Publié le 03/10/2016

Isabelle Aubret fait ce lundi soir à l'Olympia ses adieux au public parisien. La chanteuse, grande interprète des poèmes de Louis Aragon a connu un parcours d'exception vécu une exceptionnelle carrière marquée par des moments de gloire et des revers de fortune.

Le Figaro présente les étapes heureuses et malheureuses de son destin d'artiste.

● Blanche-Neige ou la révélation d'un destin

Enfant, ses parents, des gens modestes, l'emmènent chaque semaine au cinéma. C'est en voyant Blanche-Neige de Walt Disney à quatre ans que la petite Isabelle a une révélation: elle sera comédienne.

● Le grand prix de l'Eurovision

Jacques Canetti, grand découvreur de talents, la prend sous son aile. Comme Brel et d'autres, elle va courir de cabaret en cabaret. En 1962, c'est la consécration. Elle remporte le grand prix de l'Eurovision avec Un premier amour. Isabelle est devenue Blanche-Neige.
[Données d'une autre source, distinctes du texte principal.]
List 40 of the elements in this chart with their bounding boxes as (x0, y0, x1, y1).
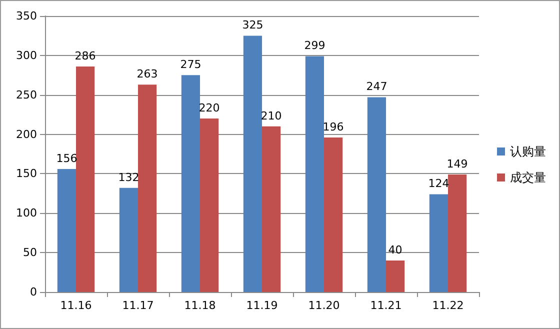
bar (57, 168, 76, 292)
data-label: 286 (74, 49, 96, 62)
bar (386, 260, 405, 292)
legend-label: 认购量 (510, 144, 546, 158)
x-tick-label: 11.21 (370, 299, 402, 312)
bar (324, 137, 343, 292)
data-label: 275 (180, 58, 202, 72)
x-tick-label: 11.18 (184, 299, 216, 312)
data-label: 149 (446, 158, 468, 171)
data-label: 299 (304, 39, 326, 52)
legend-label: 成交量 (510, 170, 546, 184)
y-tick-label: 350 (16, 10, 37, 22)
x-tick-label: 11.16 (60, 299, 92, 312)
y-tick-label: 150 (16, 167, 37, 180)
y-tick-label: 250 (16, 88, 37, 102)
x-tick-label: 11.19 (246, 299, 278, 312)
data-label: 325 (242, 18, 264, 32)
bar (305, 56, 324, 292)
bar (181, 75, 200, 292)
x-tick-label: 11.22 (432, 299, 464, 312)
y-tick-label: 200 (16, 128, 37, 141)
y-tick-label: 0 (30, 286, 37, 298)
bar (138, 84, 157, 292)
x-tick-label: 11.20 (308, 299, 340, 312)
y-tick-label: 50 (23, 246, 37, 260)
data-label: 40 (388, 243, 402, 256)
bar (119, 188, 138, 292)
bar (448, 174, 467, 292)
bar (367, 97, 386, 292)
data-label: 196 (322, 120, 344, 134)
data-label: 247 (366, 80, 388, 94)
bar (243, 36, 262, 292)
bar (429, 194, 448, 292)
y-tick-label: 100 (16, 206, 37, 220)
x-tick-label: 11.17 (122, 299, 154, 312)
y-tick-label: 300 (16, 48, 37, 62)
bar (262, 126, 281, 292)
bar (76, 66, 95, 292)
data-label: 263 (136, 68, 158, 81)
bar (200, 118, 219, 292)
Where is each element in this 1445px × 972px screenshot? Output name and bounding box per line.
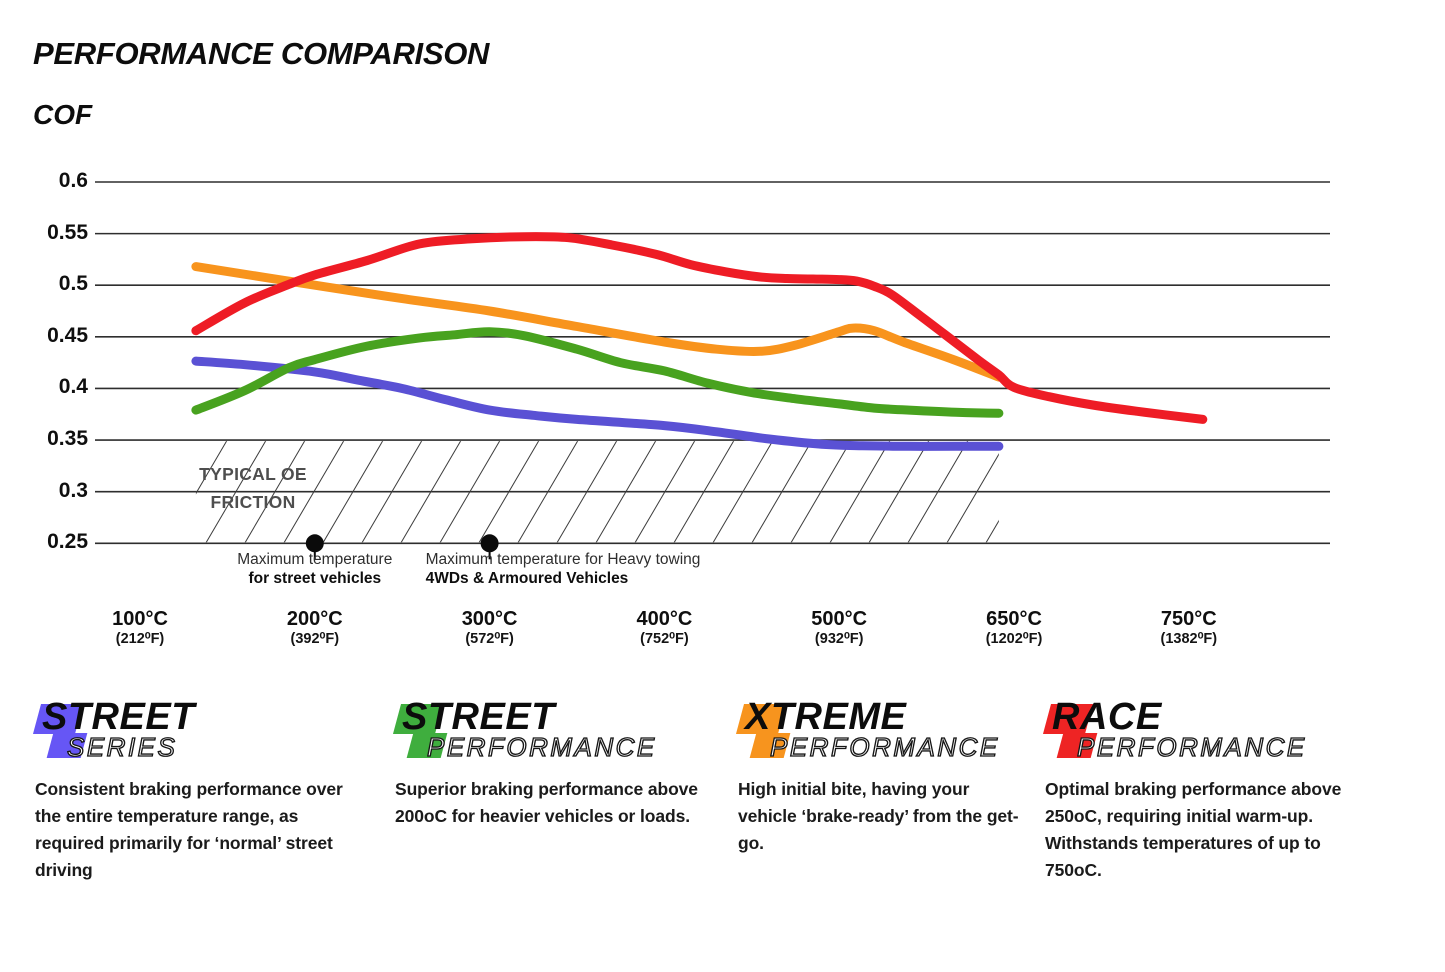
legend-word1: RACE <box>1052 696 1162 738</box>
annotation-line2: for street vehicles <box>248 569 382 587</box>
oe-label-line1: TYPICAL OE <box>199 464 307 484</box>
x-axis-tick: 750°C (1382⁰F) <box>1101 607 1277 648</box>
series-line-street-series <box>191 356 1004 451</box>
marker-dot <box>480 534 499 553</box>
x-tick-fahrenheit: (932⁰F) <box>814 631 864 647</box>
hatch-line <box>751 441 813 543</box>
x-axis-tick: 400°C (752⁰F) <box>576 607 752 648</box>
legend-street-performance: STREET PERFORMANCE Superior braking perfor… <box>392 696 717 830</box>
hatch-line <box>595 441 657 543</box>
hatch-line <box>478 441 540 543</box>
x-tick-celsius: 650°C <box>986 608 1042 630</box>
legend-word2: SERIES <box>66 732 178 762</box>
brand-logo-xtreme-performance: XTREME PERFORMANCE <box>735 696 1030 764</box>
y-axis-tick-label: 0.5 <box>58 272 88 296</box>
x-tick-celsius: 100°C <box>112 608 168 630</box>
x-axis-tick: 650°C (1202⁰F) <box>926 607 1102 648</box>
marker-dot <box>305 534 324 553</box>
legend-word1: STREET <box>42 696 195 738</box>
hatch-line <box>790 441 852 543</box>
legend-word1: XTREME <box>745 696 907 738</box>
typical-oe-friction-label: TYPICAL OE FRICTION <box>190 460 316 516</box>
x-tick-fahrenheit: (1382⁰F) <box>1160 631 1218 647</box>
brand-logo-race-performance: RACE PERFORMANCE <box>1042 696 1370 764</box>
legend-word2: PERFORMANCE <box>426 732 657 762</box>
typical-oe-friction-zone <box>195 441 999 543</box>
y-axis-tick-label: 0.6 <box>58 169 88 192</box>
x-tick-celsius: 750°C <box>1160 608 1217 630</box>
brand-logo-street-series: STREET SERIES <box>32 696 365 764</box>
legend-race-performance: RACE PERFORMANCE Optimal braking performan… <box>1042 696 1370 884</box>
series-line-street-performance <box>191 327 1004 418</box>
x-axis-tick: 100°C (212⁰F) <box>52 607 228 648</box>
y-axis-tick-label: 0.45 <box>47 323 88 347</box>
x-axis-tick: 300°C (572⁰F) <box>402 607 578 648</box>
hatch-line <box>322 441 384 543</box>
legend-word2: PERFORMANCE <box>1076 732 1307 762</box>
max-temperature-annotation: Maximum temperature for street vehicles <box>165 551 465 588</box>
hatch-line <box>244 441 306 543</box>
y-axis-title: COF <box>33 99 93 130</box>
hatch-line <box>829 441 891 543</box>
hatch-line <box>907 441 969 543</box>
legend-description: Consistent braking performance over the … <box>35 779 343 880</box>
annotation-line2: 4WDs & Armoured Vehicles <box>425 569 629 587</box>
x-tick-celsius: 500°C <box>811 608 868 630</box>
x-tick-fahrenheit: (212⁰F) <box>115 631 165 647</box>
series-line-xtreme-performance <box>191 262 1004 382</box>
x-tick-fahrenheit: (392⁰F) <box>290 631 340 647</box>
legend-xtreme-performance: XTREME PERFORMANCE High initial bite, havi… <box>735 696 1030 857</box>
y-axis-tick-label: 0.4 <box>58 375 88 399</box>
x-tick-celsius: 300°C <box>461 608 518 630</box>
x-tick-fahrenheit: (572⁰F) <box>465 631 514 647</box>
x-tick-celsius: 400°C <box>636 608 693 630</box>
hatch-line <box>673 441 735 543</box>
x-tick-fahrenheit: (752⁰F) <box>640 631 689 647</box>
hatch-line <box>361 441 423 543</box>
y-axis-tick-label: 0.3 <box>58 478 88 502</box>
x-tick-celsius: 200°C <box>286 608 343 630</box>
hatch-line <box>712 441 774 543</box>
page-title: PERFORMANCE COMPARISON <box>33 36 490 71</box>
x-tick-fahrenheit: (1202⁰F) <box>985 631 1043 647</box>
legend-description: High initial bite, having your vehicle ‘… <box>738 779 1019 853</box>
x-axis-tick: 500°C (932⁰F) <box>751 607 927 648</box>
x-axis-tick: 200°C (392⁰F) <box>227 607 403 648</box>
legend-street-series: STREET SERIES Consistent braking performan… <box>32 696 365 884</box>
hatch-line <box>439 441 501 543</box>
oe-label-line2: FRICTION <box>210 492 296 512</box>
legend-word1: STREET <box>402 696 555 738</box>
brand-logo-street-performance: STREET PERFORMANCE <box>392 696 717 764</box>
hatch-line <box>946 453 999 543</box>
legend-description: Optimal braking performance above 250oC,… <box>1045 779 1342 880</box>
y-axis-tick-label: 0.55 <box>47 220 88 244</box>
hatch-line <box>985 519 999 543</box>
series-line-race-performance <box>191 232 1208 424</box>
hatch-line <box>205 441 267 543</box>
y-axis-tick-label: 0.25 <box>47 530 88 554</box>
hatch-line <box>195 441 228 495</box>
legend-description: Superior braking performance above 200oC… <box>395 779 698 826</box>
hatch-line <box>868 441 930 543</box>
hatch-line <box>517 441 579 543</box>
max-temperature-annotation: Maximum temperature for Heavy towing 4WDs… <box>426 551 756 588</box>
hatch-line <box>283 441 345 543</box>
hatch-line <box>400 441 462 543</box>
y-axis-tick-label: 0.35 <box>47 427 88 451</box>
legend-word2: PERFORMANCE <box>769 732 1000 762</box>
hatch-line <box>556 441 618 543</box>
annotation-line1: Maximum temperature <box>237 551 393 568</box>
hatch-line <box>634 441 696 543</box>
annotation-line1: Maximum temperature for Heavy towing <box>425 551 701 568</box>
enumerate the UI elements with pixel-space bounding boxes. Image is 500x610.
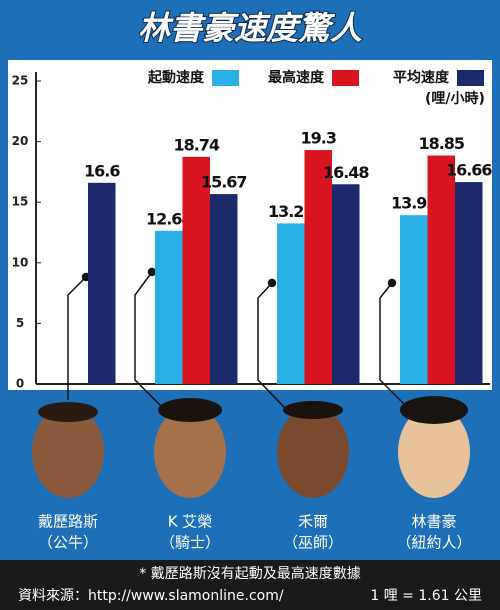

● Un premier grave accident de la route en pleine gloire, à 23 ans

Le conte de fées se brise aussitôt. En pleine gloire survient un terrible accident de la route dans la nuit du 28 au 29 avril 1963. Les blessures sont graves. Elle reste deux jours dans le coma. Des années plus tard elle se souviendra: «Cet accident, pour ma vie, a été un désastre.»

 Le trapèze maudit

En 1982, elle choisit d'exécuter un périlleux numéro de trapèze volant pour le gala de l'Union des artistes. Malheureusement, elle chute et se brise les jambes. Elle devra interrompre sa carrière durant deux longues années. Avec courage, Isabelle remontera la pente. À force de volonté, pourtant menacée de finir dans une chaise roulante, elle revient pour chanter Aragon. Son public ne l'a jamais oubliée.